The gang is also using intermittent encryption in a bid to avoid setting off defenses that look for whole file modifications, the security firm said in a Thursday blog post. The group's most recent campaign is targeting midsize financial, software, legal and logistics industries in the United States, Australia, United Kingdom and Italy, the blog post says.
The Play ransomware group is responsible for cyberattacks against the city of Oakland, an attack on the Judiciary of Córdoba in Argentina and on the German chain H-Hotels. TrendMicro said the group's activities are similar to those of ransomware groups Hive and Nokoyawa, suggesting a potential affiliation.

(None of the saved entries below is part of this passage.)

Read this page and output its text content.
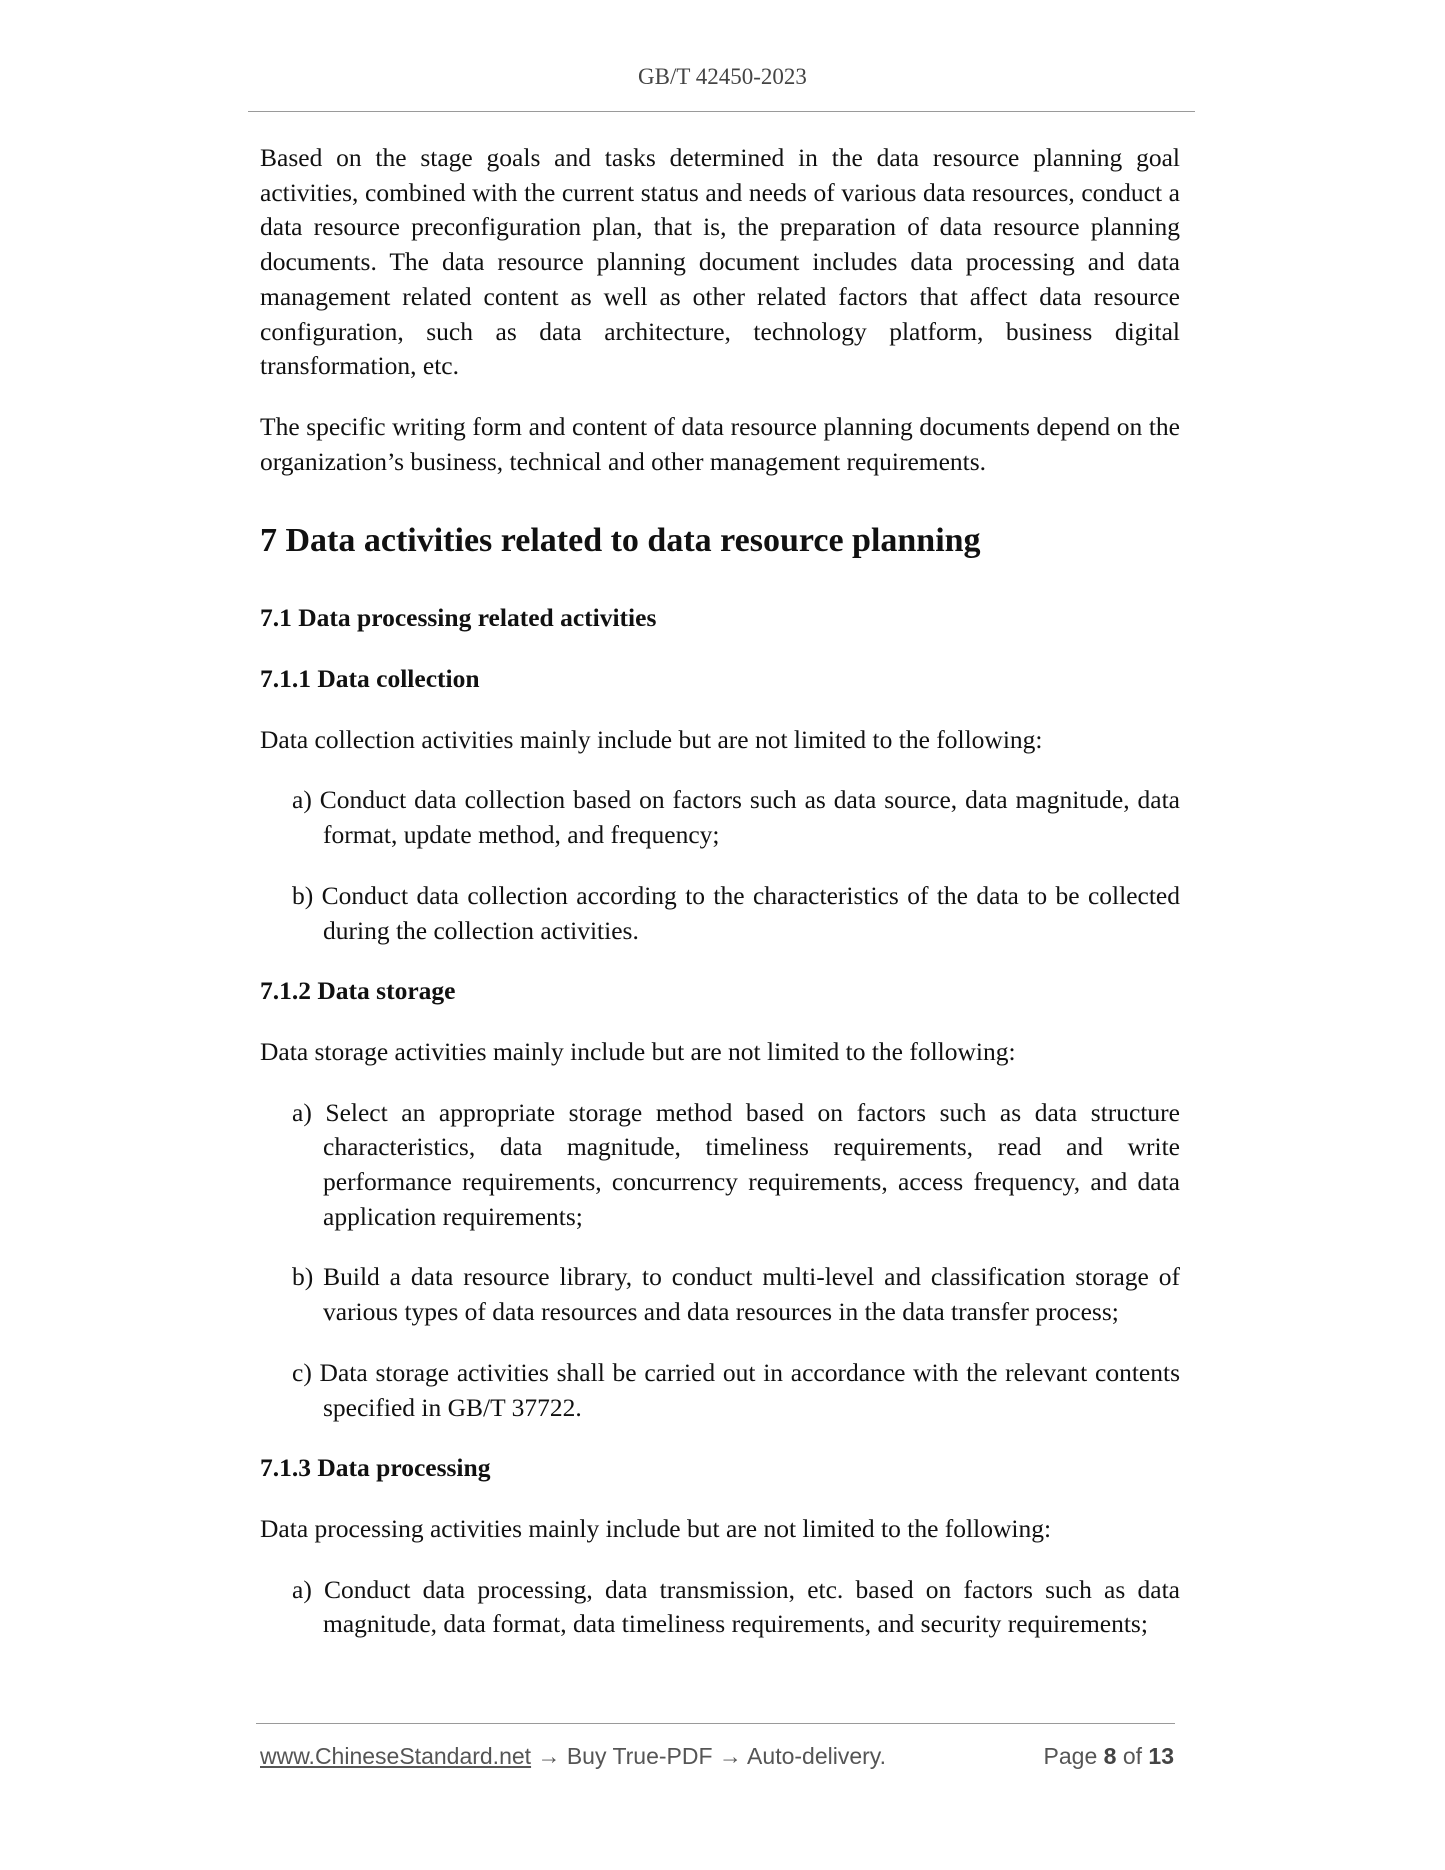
GB/T 42450-2023

Based on the stage goals and tasks determined in the data resource planning goal activities, combined with the current status and needs of various data resources, conduct a data resource preconfiguration plan, that is, the preparation of data resource planning documents. The data resource planning document includes data processing and data management related content as well as other related factors that affect data resource configuration, such as data architecture, technology platform, business digital transformation, etc.

The specific writing form and content of data resource planning documents depend on the organization’s business, technical and other management requirements.

7 Data activities related to data resource planning
7.1 Data processing related activities
7.1.1 Data collection

Data collection activities mainly include but are not limited to the following:

a) Conduct data collection based on factors such as data source, data magnitude, data format, update method, and frequency;
b) Conduct data collection according to the characteristics of the data to be collected during the collection activities.
7.1.2 Data storage

Data storage activities mainly include but are not limited to the following:

a) Select an appropriate storage method based on factors such as data structure characteristics, data magnitude, timeliness requirements, read and write performance requirements, concurrency requirements, access frequency, and data application requirements;
b) Build a data resource library, to conduct multi-level and classification storage of various types of data resources and data resources in the data transfer process;
c) Data storage activities shall be carried out in accordance with the relevant contents specified in GB/T 37722.
7.1.3 Data processing

Data processing activities mainly include but are not limited to the following:

a) Conduct data processing, data transmission, etc. based on factors such as data magnitude, data format, data timeliness requirements, and security requirements;
www.ChineseStandard.net → Buy True-PDF → Auto-delivery.	Page 8 of 13
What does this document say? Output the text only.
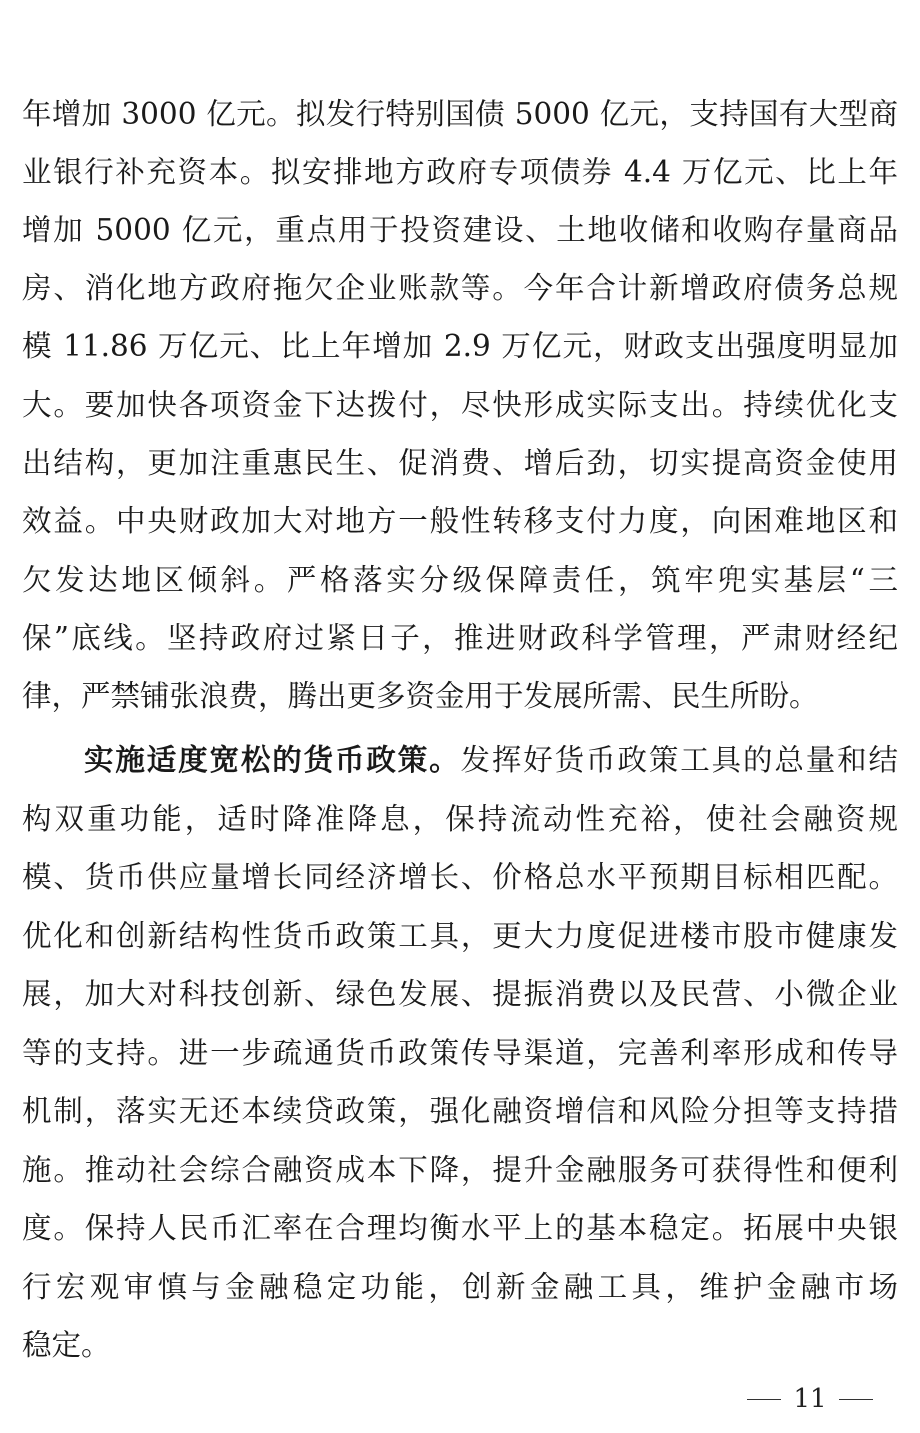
年增加 3000 亿元。拟发行特别国债 5000 亿元，支持国有大型商
业银行补充资本。拟安排地方政府专项债券 4.4 万亿元、比上年
增加 5000 亿元，重点用于投资建设、土地收储和收购存量商品
房、消化地方政府拖欠企业账款等。今年合计新增政府债务总规
模 11.86 万亿元、比上年增加 2.9 万亿元，财政支出强度明显加
大。要加快各项资金下达拨付，尽快形成实际支出。持续优化支
出结构，更加注重惠民生、促消费、增后劲，切实提高资金使用
效益。中央财政加大对地方一般性转移支付力度，向困难地区和
欠发达地区倾斜。严格落实分级保障责任，筑牢兜实基层“三
保”底线。坚持政府过紧日子，推进财政科学管理，严肃财经纪
律，严禁铺张浪费，腾出更多资金用于发展所需、民生所盼。
实施适度宽松的货币政策。发挥好货币政策工具的总量和结
构双重功能，适时降准降息，保持流动性充裕，使社会融资规
模、货币供应量增长同经济增长、价格总水平预期目标相匹配。
优化和创新结构性货币政策工具，更大力度促进楼市股市健康发
展，加大对科技创新、绿色发展、提振消费以及民营、小微企业
等的支持。进一步疏通货币政策传导渠道，完善利率形成和传导
机制，落实无还本续贷政策，强化融资增信和风险分担等支持措
施。推动社会综合融资成本下降，提升金融服务可获得性和便利
度。保持人民币汇率在合理均衡水平上的基本稳定。拓展中央银
行宏观审慎与金融稳定功能，创新金融工具，维护金融市场
稳定。
11
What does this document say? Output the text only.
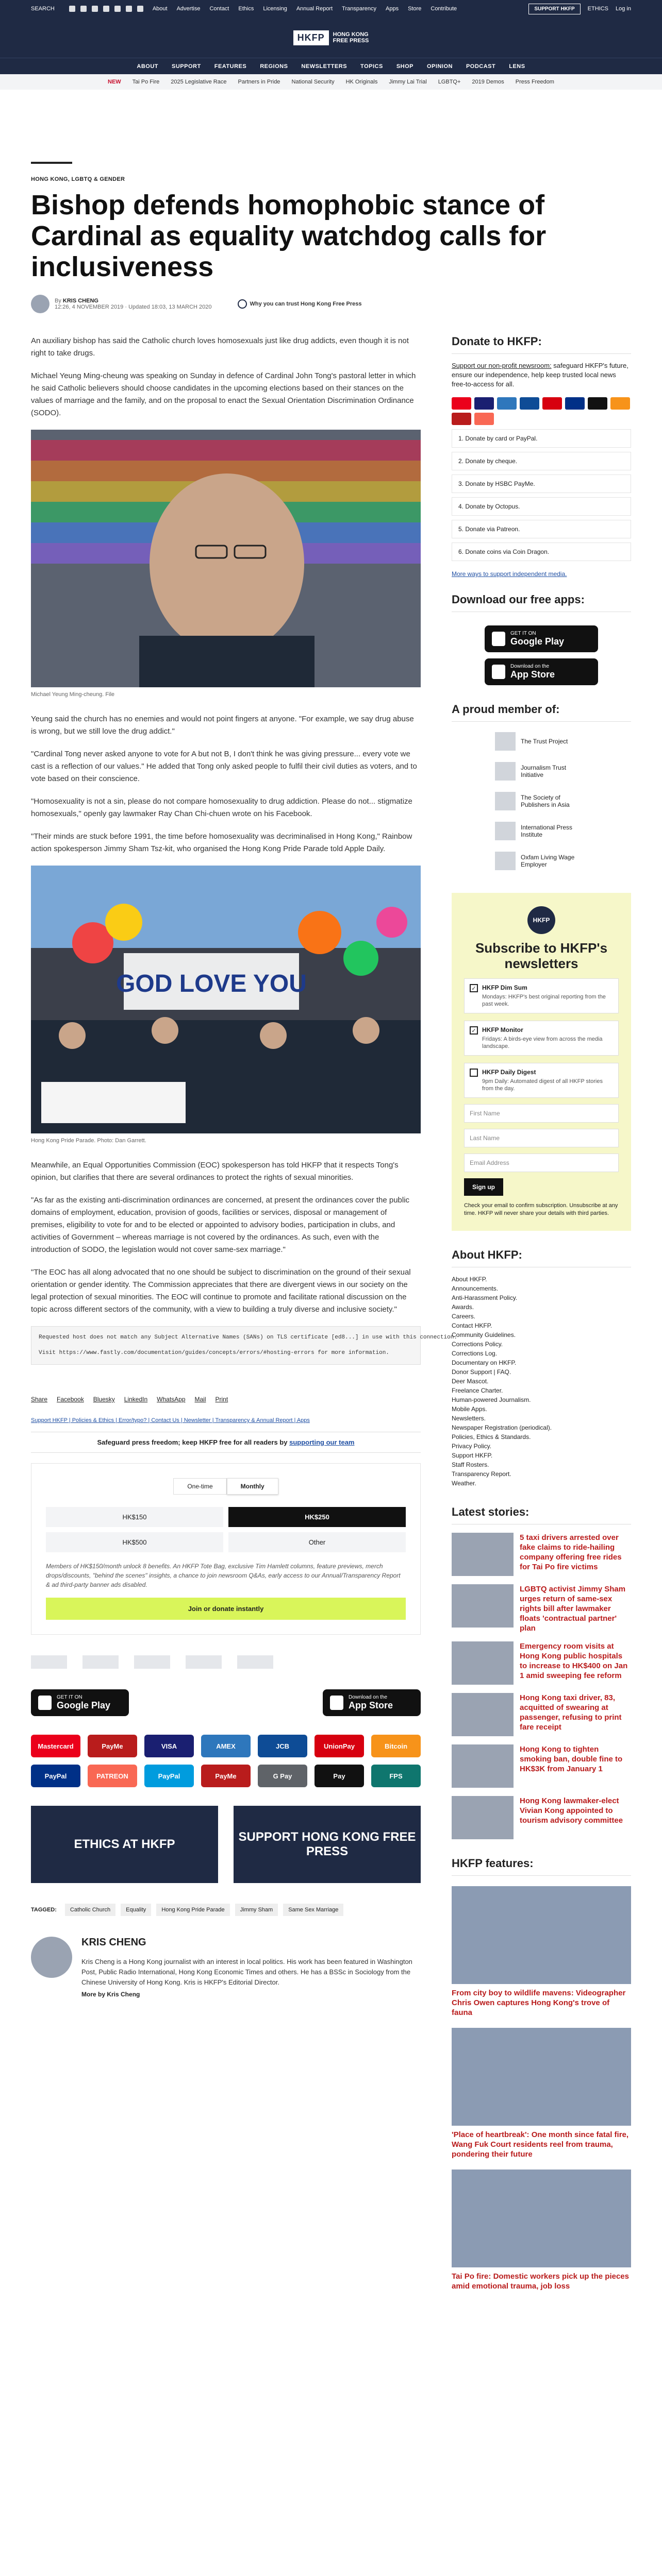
SEARCH	About Advertise Contact Ethics Licensing Annual Report Transparency Apps Store Contribute	SUPPORT HKFP	ETHICS Log in
HKFP	HONG KONG
FREE PRESS
ABOUT SUPPORT FEATURES REGIONS NEWSLETTERS TOPICS SHOP OPINION PODCAST LENS
NEW Tai Po Fire 2025 Legislative Race Partners in Pride National Security HK Originals Jimmy Lai Trial LGBTQ+ 2019 Demos Press Freedom
HONG KONG, LGBTQ & GENDER
Bishop defends homophobic stance of Cardinal as equality watchdog calls for inclusiveness
By KRIS CHENG
12:26, 4 NOVEMBER 2019 · Updated 18:03, 13 MARCH 2020	Why you can trust Hong Kong Free Press

An auxiliary bishop has said the Catholic church loves homosexuals just like drug addicts, even though it is not right to take drugs.

Michael Yeung Ming-cheung was speaking on Sunday in defence of Cardinal John Tong's pastoral letter in which he said Catholic believers should choose candidates in the upcoming elections based on their stances on the values of marriage and the family, and on the proposal to enact the Sexual Orientation Discrimination Ordinance (SODO).

Michael Yeung Ming-cheung. File

Yeung said the church has no enemies and would not point fingers at anyone. "For example, we say drug abuse is wrong, but we still love the drug addict."

"Cardinal Tong never asked anyone to vote for A but not B, I don't think he was giving pressure... every vote we cast is a reflection of our values." He added that Tong only asked people to fulfil their civil duties as voters, and to vote based on their conscience.

"Homosexuality is not a sin, please do not compare homosexuality to drug addiction. Please do not... stigmatize homosexuals," openly gay lawmaker Ray Chan Chi-chuen wrote on his Facebook.

"Their minds are stuck before 1991, the time before homosexuality was decriminalised in Hong Kong," Rainbow action spokesperson Jimmy Sham Tsz-kit, who organised the Hong Kong Pride Parade told Apple Daily.

GOD LOVE YOU
Hong Kong Pride Parade. Photo: Dan Garrett.

Meanwhile, an Equal Opportunities Commission (EOC) spokesperson has told HKFP that it respects Tong's opinion, but clarifies that there are several ordinances to protect the rights of sexual minorities.

"As far as the existing anti-discrimination ordinances are concerned, at present the ordinances cover the public domains of employment, education, provision of goods, facilities or services, disposal or management of premises, eligibility to vote for and to be elected or appointed to advisory bodies, participation in clubs, and activities of Government – whereas marriage is not covered by the ordinances. As such, even with the introduction of SODO, the legislation would not cover same-sex marriage."

"The EOC has all along advocated that no one should be subject to discrimination on the ground of their sexual orientation or gender identity. The Commission appreciates that there are divergent views in our society on the legal protection of sexual minorities. The EOC will continue to promote and facilitate rational discussion on the topic across different sectors of the community, with a view to building a truly diverse and inclusive society."

Requested host does not match any Subject Alternative Names (SANs) on TLS certificate [ed8...] in use with this connection.

Visit https://www.fastly.com/documentation/guides/concepts/errors/#hosting-errors for more information.
Share Facebook Bluesky LinkedIn WhatsApp Mail Print
Support HKFP | Policies & Ethics | Error/typo? | Contact Us | Newsletter | Transparency & Annual Report | Apps
Safeguard press freedom; keep HKFP free for all readers by supporting our team
One-time	Monthly
HK$150	HK$250
HK$500	Other
Members of HK$150/month unlock 8 benefits. An HKFP Tote Bag, exclusive Tim Hamlett columns, feature previews, merch drops/discounts, "behind the scenes" insights, a chance to join newsroom Q&As, early access to our Annual/Transparency Report & ad third-party banner ads disabled.
Join or donate instantly
GET IT ON
Google Play
Download on the
App Store
Mastercard	PayMe	VISA	AMEX	JCB	UnionPay	Bitcoin
PayPal	PATREON	PayPal	PayMe	G Pay	Pay	FPS
ETHICS AT HKFP
SUPPORT HONG KONG FREE PRESS
TAGGED:	Catholic Church	Equality	Hong Kong Pride Parade	Jimmy Sham	Same Sex Marriage
KRIS CHENG

Kris Cheng is a Hong Kong journalist with an interest in local politics. His work has been featured in Washington Post, Public Radio International, Hong Kong Economic Times and others. He has a BSSc in Sociology from the Chinese University of Hong Kong. Kris is HKFP's Editorial Director.

More by Kris Cheng
Donate to HKFP:
Support our non-profit newsroom: safeguard HKFP's future, ensure our independence, help keep trusted local news free-to-access for all.
1. Donate by card or PayPal.
2. Donate by cheque.
3. Donate by HSBC PayMe.
4. Donate by Octopus.
5. Donate via Patreon.
6. Donate coins via Coin Dragon.
More ways to support independent media.
Download our free apps:
GET IT ON
Google Play
Download on the
App Store
A proud member of:
The Trust Project
Journalism Trust Initiative
The Society of Publishers in Asia
International Press Institute
Oxfam Living Wage Employer
HKFP
Subscribe to HKFP's newsletters
✓ HKFP Dim Sum
Mondays: HKFP's best original reporting from the past week.
✓ HKFP Monitor
Fridays: A birds-eye view from across the media landscape.
HKFP Daily Digest
9pm Daily: Automated digest of all HKFP stories from the day.
First Name
Last Name
Email Address
Sign up
Check your email to confirm subscription. Unsubscribe at any time. HKFP will never share your details with third parties.
About HKFP:
About HKFP.
Announcements.
Anti-Harassment Policy.
Awards.
Careers.
Contact HKFP.
Community Guidelines.
Corrections Policy.
Corrections Log.
Documentary on HKFP.
Donor Support | FAQ.
Deer Mascot.
Freelance Charter.
Human-powered Journalism.
Mobile Apps.
Newsletters.
Newspaper Registration (periodical).
Policies, Ethics & Standards.
Privacy Policy.
Support HKFP.
Staff Rosters.
Transparency Report.
Weather.
Latest stories:
5 taxi drivers arrested over fake claims to ride-hailing company offering free rides for Tai Po fire victims
LGBTQ activist Jimmy Sham urges return of same-sex rights bill after lawmaker floats 'contractual partner' plan
Emergency room visits at Hong Kong public hospitals to increase to HK$400 on Jan 1 amid sweeping fee reform
Hong Kong taxi driver, 83, acquitted of swearing at passenger, refusing to print fare receipt
Hong Kong to tighten smoking ban, double fine to HK$3K from January 1
Hong Kong lawmaker-elect Vivian Kong appointed to tourism advisory committee
HKFP features:
From city boy to wildlife mavens: Videographer Chris Owen captures Hong Kong's trove of fauna
'Place of heartbreak': One month since fatal fire, Wang Fuk Court residents reel from trauma, pondering their future
Tai Po fire: Domestic workers pick up the pieces amid emotional trauma, job loss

The group has also expanded its toolkit with new exploits such as ProxyNotShell, OWASSRF and a Microsoft Exchange Server remote code execution. In addition to using the remote desktop protocol servers as a vector for network infiltration, PlayCrypt also use FortiOS vulnerabilities tracked as CVE-2018-13379 and CVE-2020-12812.
Cybersecurity officials across the U.S. and its Five Eyes intelligence alliance earlier this month in a joint security advisory detailed the 12 most common vulnerabilities and exposures "exploited by malicious actors" in 2022 (see: Patching Conundrum: 5-Year-Old Flaw Again Tops Most-Hit List).
On the list is CVE-2018-13379, which is a path traversal flaw in the Fortinet SSL VPN. The researchers said it is an easy-to-exploit flaw discovered in July 2018, and it was patched by Fortinet in May 2019. Attackers continued to target and successfully exploit it, leading the NSA in 2019 to issue a public alert urging users to patch the vulnerability.